Retrofitting Responsive Design on an Existing Website
# March 12, 2013 at 1:14 am
I’ve been getting more and more requests lately for mobile versions of websites. Instead of going the sub-domain, mobile website route, I was hoping there was a way to “easily” retrofit responsive design into an existing site.
Anyone have any ideas/tools/suggestions for the best way (or any way) to do this without re-coding the entire site?# March 12, 2013 at 7:23 am
Those websites probably are designed for some minimum screen width, like 960px. Take every CSS that’s making it fixed like that and put it in a MQ with min-width 960px (or whatever), you’re done for everything bigger then that. Resize the browser to mobile size and start making tweaks to make it look good, you’re done for mobile. Then resize your browser from mobile size up and see where you need MQ breakpoints to make it look good for everything between mobile and big screens. That’s basically mobile-first, but reversed :P
Problem with mobile-first is browsers that don’t support MQs get the mobile ‘version’, you can of course target IE8 and less with conditional comments (like html5boilerplate does, same CSS file but prepend rules with `.lt-ie9`) and give them the 960px layout.# March 12, 2013 at 7:26 pm
With RWD you have to think beyond changing bunch of widths to make your design “responsive”.
Your current content hierarchy might not make any sense for responsive layout.
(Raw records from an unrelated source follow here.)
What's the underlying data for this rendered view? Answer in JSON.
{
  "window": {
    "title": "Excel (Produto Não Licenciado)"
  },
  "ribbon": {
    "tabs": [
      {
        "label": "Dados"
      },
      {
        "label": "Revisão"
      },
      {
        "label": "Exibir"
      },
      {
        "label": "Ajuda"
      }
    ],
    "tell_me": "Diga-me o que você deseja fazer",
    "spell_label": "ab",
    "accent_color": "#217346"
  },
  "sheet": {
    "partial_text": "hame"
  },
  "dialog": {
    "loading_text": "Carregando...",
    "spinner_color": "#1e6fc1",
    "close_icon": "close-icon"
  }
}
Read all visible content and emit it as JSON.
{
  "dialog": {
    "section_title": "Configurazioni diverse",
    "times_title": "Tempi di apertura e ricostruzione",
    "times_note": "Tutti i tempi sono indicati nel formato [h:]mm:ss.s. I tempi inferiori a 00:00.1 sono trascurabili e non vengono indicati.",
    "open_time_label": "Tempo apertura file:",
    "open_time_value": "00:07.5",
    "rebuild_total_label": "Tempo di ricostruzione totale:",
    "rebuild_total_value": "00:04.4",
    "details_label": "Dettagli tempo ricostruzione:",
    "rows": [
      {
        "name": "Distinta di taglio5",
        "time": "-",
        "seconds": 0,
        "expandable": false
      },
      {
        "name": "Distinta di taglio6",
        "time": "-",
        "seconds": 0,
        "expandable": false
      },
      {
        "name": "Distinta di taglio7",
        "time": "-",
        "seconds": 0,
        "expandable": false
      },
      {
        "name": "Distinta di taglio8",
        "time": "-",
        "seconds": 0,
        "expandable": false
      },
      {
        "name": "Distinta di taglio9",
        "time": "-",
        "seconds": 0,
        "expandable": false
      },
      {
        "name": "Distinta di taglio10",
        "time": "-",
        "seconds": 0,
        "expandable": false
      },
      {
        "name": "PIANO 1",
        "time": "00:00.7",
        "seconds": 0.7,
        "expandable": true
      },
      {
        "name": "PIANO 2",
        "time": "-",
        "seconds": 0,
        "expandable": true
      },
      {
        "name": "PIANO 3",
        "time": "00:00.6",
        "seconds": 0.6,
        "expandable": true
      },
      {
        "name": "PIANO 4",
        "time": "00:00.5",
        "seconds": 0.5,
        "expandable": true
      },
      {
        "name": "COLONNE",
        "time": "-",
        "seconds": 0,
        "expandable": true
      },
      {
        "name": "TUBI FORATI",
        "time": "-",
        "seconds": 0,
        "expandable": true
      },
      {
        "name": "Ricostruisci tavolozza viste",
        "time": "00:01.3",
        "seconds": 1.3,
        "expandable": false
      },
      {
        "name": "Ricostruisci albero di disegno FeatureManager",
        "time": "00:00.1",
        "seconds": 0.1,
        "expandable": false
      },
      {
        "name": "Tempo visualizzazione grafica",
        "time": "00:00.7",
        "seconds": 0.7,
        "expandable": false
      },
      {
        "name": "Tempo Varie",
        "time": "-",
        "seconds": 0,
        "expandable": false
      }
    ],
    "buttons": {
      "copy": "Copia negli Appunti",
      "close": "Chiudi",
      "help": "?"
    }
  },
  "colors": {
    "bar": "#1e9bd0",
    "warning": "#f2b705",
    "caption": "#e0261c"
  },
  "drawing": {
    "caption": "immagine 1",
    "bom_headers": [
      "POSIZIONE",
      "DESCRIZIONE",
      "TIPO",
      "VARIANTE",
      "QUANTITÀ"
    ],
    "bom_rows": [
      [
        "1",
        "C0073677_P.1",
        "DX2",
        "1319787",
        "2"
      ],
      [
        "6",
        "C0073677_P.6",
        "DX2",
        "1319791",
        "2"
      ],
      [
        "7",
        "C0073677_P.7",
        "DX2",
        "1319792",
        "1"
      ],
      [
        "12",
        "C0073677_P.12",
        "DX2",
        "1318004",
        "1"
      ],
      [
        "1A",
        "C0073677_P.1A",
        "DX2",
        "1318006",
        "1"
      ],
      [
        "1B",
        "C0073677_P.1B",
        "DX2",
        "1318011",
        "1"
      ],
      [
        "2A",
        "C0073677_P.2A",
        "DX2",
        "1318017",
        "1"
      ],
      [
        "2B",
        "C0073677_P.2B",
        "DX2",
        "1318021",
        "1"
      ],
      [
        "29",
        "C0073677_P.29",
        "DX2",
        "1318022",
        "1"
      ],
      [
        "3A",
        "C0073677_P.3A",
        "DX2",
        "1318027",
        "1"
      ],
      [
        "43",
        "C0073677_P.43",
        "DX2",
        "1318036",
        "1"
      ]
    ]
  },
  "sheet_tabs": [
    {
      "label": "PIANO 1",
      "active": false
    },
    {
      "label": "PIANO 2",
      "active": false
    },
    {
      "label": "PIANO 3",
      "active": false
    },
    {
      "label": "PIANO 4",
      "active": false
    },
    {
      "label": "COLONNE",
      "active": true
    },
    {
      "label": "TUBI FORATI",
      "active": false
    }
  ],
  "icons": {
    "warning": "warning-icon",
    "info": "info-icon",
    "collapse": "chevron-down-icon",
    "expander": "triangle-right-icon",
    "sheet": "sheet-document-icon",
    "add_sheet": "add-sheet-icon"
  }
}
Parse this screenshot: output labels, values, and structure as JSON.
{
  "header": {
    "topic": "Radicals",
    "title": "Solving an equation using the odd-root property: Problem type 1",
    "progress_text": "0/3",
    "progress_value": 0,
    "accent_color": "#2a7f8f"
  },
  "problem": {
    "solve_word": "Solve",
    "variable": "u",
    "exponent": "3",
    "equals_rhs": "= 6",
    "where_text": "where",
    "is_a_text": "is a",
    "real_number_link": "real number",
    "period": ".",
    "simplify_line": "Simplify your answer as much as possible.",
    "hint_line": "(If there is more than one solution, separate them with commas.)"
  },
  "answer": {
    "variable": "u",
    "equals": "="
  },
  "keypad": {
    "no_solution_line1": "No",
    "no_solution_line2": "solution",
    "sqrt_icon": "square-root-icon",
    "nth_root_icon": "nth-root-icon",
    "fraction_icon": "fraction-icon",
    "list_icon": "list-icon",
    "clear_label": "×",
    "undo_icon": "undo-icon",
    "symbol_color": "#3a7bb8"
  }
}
Your whole content strategy needs to change. Think about it, you are responding to screen sizes of ~ 1200px to ~ 320px. So for example, your sidebar at 1200px is above the fold, now at 320px it’s buried all the way on the bottom, because content has shifted. Is this content important to your visitors? If yes, is it the best idea to shift this content to the bottom on mobile devices?
What about images? Are they responsive too? Are you serving smaller sizes to mobile devices? What about performance and load times? What about modularity and expansion? Are new features going to be easily integrated? Ect! With RWD there so many things to think about. It’s not just about changing px’s to %’s.
In my opinion, if possible, rewrite from scratch. It will save you so much patch work down the line.# March 12, 2013 at 7:32 pm
Bear in mind converting an existing site into a responsive site is going to be painfully slow on mobile as you will probably end up using ‘display:none’ on a lot of things, plus it will load all your scripts/images on your current site, whether they are used or not.
It’s a quick fix and will save you time but don’t expect it to be fast, which is one of the most important things right now in the responsive world.# March 12, 2013 at 9:23 pm
Thanks, Alen & croydon. Appreciate the input.
Anyone have any thoughts on any tools/frameworks etc. that they really recommend for doing this kind of thing? HTML5BP? Twitter Bootstrap? That sort of thing? Is there anything that can give me a leg up on this sort of retrofit? Or am I going to have to dive in and just learn all of the issues/pitfalls, etc on my own (with Google’s search help, of course!)?
Thanks!# March 12, 2013 at 10:17 pm
If you are retrofitting your current design it’s kind of impossible to use any of the existing frameworks without rewriting most if not all of your code. So might as well start fresh.
With so many frameworks available it becomes personal preference when deciding which one to choose. At the end of the day they are just tools. So pick the one that fits *you* best. You might need to experiment little with each but that’s okay, you’ll learn that much more.
I would start with the two most popular ones:
Just to note. I am not telling you to forget about retrofitting your website. Try it and see what kind of results you get. Test your current site as is (load times, size, etc) then compare with the new mock up. Just be informed, so you can make educated decisions about the direction of your website.